Our emissions estimates are calculated based on:
What are the calculations based on?
1. the mode of transport
2. the weight of the container
3. the distance travelled
Why do we have two different estimates: TTW and WTW?
“Tank-to-wheel” (road and rail transport) or “Tank-to-wake” (shipping and aviation) emissions are caused by the combustion of fuel during use of the vehicle.
“Well-to-wheel” (for road and rail transport) or “Well-to-wake” (for shipping and aviation) emissions are both the emissions released during combustion in the engine (tank-to-wheel), and also emissions released during extraction, transport, and in the refining process of fuels or in the production and transport of electricity (well-to-tank).
"Well-to-Wheel" emissions estimate all the pollution a vehicle produces starting from when the fuel is made and generated to when the truck uses it to move. This means well-to-wheel and well-to-wake emissions will always be higher than tank-to-wheel emissions.

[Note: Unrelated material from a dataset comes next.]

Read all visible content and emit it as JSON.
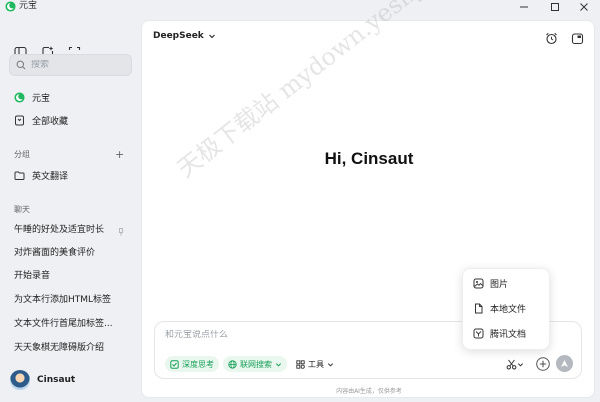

Where does our information come from?
Emissions calculations are unique to each quote depending on the modes of transport used, the weight of the product and container, and the distance travelled. We use EcoTransit, the most widely accredited software tool, to ensure these emissions estimates are accurate and reliable. The measurement and frameworks used are accredited by Smart Freight Centre to be in accordance with the GLEC Framework, and also meet the requirements of EN 16258 and the GHG protocol (Corporate Standard).
What is CO₂-e?
CO₂ equivalent (CO₂-e): Greenhouse gas emissions as CO₂-equivalent.
CO₂-e is the universal unit of measurement to indicate the global warming potential (GWP) of each of the six greenhouse gases, expressed in terms of the GWP of one unit of carbon dioxide. It is used to evaluate releasing (or avoiding releasing) different greenhouse gases against a common basis.